Search code examples
rtmtopic-modeling

How to extract terms and probabilities from tmResult$terms in topic modeling?


I like to create separate word clouds for each of my 8 topics in an LDA model. I extracted top 40 words across 8 topics - an object of length 320 containing top words and occurrence probabilities. I am struggling with accessing the terms and probabilities from my top_words_vector object. It is hard to reproduce bc of the tmResult object, but any hint would be much appreciated:

    textdata <- base::readRDS(url("https://slcladal.github.io/data/sotu_paragraphs.rda", "rb"))

english_stopwords <- readLines("https://slcladal.github.io/resources/stopwords_en.txt", encoding = "UTF-8")

corpus <- Corpus(DataframeSource(textdata))

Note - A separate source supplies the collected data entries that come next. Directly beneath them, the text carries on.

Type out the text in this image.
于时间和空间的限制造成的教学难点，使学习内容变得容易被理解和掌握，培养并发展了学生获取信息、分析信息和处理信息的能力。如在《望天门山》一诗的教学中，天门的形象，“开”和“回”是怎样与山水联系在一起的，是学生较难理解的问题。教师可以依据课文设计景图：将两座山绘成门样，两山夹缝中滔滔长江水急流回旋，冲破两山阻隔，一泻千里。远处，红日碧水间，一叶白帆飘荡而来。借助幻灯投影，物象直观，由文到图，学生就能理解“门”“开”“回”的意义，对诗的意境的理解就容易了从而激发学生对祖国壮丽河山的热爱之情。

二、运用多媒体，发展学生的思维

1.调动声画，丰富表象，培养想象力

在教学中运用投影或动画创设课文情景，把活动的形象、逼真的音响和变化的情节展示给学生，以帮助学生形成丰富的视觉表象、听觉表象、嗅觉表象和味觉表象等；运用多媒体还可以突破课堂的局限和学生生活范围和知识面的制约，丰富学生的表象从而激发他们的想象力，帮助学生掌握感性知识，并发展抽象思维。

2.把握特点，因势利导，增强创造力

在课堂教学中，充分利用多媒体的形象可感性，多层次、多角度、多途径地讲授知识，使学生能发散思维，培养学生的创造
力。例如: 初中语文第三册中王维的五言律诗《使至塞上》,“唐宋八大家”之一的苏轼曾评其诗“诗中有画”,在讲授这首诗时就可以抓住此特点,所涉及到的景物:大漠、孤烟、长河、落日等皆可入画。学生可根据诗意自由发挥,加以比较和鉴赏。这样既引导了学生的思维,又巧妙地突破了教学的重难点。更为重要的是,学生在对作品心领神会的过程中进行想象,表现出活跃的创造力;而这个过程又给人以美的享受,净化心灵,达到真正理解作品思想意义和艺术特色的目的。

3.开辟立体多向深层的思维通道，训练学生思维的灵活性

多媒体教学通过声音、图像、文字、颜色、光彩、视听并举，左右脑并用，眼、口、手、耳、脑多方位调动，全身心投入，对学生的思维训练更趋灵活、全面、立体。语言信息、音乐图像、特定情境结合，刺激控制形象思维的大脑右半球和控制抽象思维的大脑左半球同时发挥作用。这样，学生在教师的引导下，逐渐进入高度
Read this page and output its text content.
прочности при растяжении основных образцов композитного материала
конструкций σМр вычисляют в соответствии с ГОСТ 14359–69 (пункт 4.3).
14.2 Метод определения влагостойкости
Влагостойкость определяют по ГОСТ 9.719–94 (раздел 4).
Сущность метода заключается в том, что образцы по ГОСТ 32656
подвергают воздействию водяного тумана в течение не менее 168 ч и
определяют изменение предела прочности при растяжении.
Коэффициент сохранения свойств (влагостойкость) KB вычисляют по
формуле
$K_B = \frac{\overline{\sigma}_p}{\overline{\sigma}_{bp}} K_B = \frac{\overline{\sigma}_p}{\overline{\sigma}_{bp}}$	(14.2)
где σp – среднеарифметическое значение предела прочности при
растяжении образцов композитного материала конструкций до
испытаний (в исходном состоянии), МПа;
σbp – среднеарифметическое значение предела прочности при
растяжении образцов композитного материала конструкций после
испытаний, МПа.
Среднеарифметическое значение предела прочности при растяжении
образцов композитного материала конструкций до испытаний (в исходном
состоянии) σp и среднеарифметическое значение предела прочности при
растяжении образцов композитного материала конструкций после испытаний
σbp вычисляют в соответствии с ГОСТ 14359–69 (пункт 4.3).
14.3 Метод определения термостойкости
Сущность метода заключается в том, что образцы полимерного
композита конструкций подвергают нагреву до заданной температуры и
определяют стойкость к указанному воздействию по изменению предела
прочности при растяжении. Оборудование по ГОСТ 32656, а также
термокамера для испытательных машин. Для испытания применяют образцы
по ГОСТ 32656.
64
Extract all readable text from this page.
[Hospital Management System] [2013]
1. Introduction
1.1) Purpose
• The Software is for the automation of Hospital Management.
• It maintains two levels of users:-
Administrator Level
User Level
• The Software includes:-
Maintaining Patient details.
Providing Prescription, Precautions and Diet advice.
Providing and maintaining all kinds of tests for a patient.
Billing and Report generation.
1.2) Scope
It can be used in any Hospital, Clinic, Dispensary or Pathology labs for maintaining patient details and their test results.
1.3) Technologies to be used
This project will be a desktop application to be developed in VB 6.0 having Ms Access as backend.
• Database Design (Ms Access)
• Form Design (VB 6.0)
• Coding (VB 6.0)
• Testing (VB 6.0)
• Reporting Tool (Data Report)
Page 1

processedCorpus <- tm_map(corpus, content_transformer(tolower))
processedCorpus <- tm_map(processedCorpus, removeWords, english_stopwords)
processedCorpus <- tm_map(processedCorpus, removePunctuation, preserve_intra_word_dashes = TRUE)
processedCorpus <- tm_map(processedCorpus, removeNumbers)
processedCorpus <- tm_map(processedCorpus, stemDocument, language = "en")
processedCorpus <- tm_map(processedCorpus, stripWhitespace)

minimumFrequency <- 5
DTM <- DocumentTermMatrix(processedCorpus, control = list(bounds = list(global = c(minimumFrequency, Inf))))
sel_idx <- slam::row_sums(DTM) > 0
DTM <- DTM[sel_idx, ]
textdata <- textdata[sel_idx, ]

K <- 8
set.seed(9161)
# compute the LDA model, inference via 100 iterations of Gibbs sampling
topicModel <- LDA(DTM, K, method="Gibbs", control=list(iter = 100, verbose = 25))
tmResult <- topicmodels::posterior(topicModel)
tmResult$terms 

top_words_vector = c() # an empty container for 320 length, top#40 words across 8 topics
for(i in 1:8){
  top_words_vector = c(top_words_vector,sort(tmResult$terms[i,], decreasing=TRUE)[1:40])
}

top_words_vector

wordcloud() takes terms and probs separately, that's what I am trying to extract from top_words_vector:

mycolors <- brewer.pal(8, "Dark2")
wordcloud(c("apple", "banana"), c(0.8,0.2), random.order = TRUE, color = mycolors)

Solution

  • names(top_words_vector) accesses the names of the stored values.

    library(tm)
    library(topicmodels)
    library(RColorBrewer)
    library(wordcloud)
    
    
    mycolors <- brewer.pal(8, "Dark2")
    wordcloud(names(top_words_vector), top_words_vector, random.order = TRUE, color = mycolors)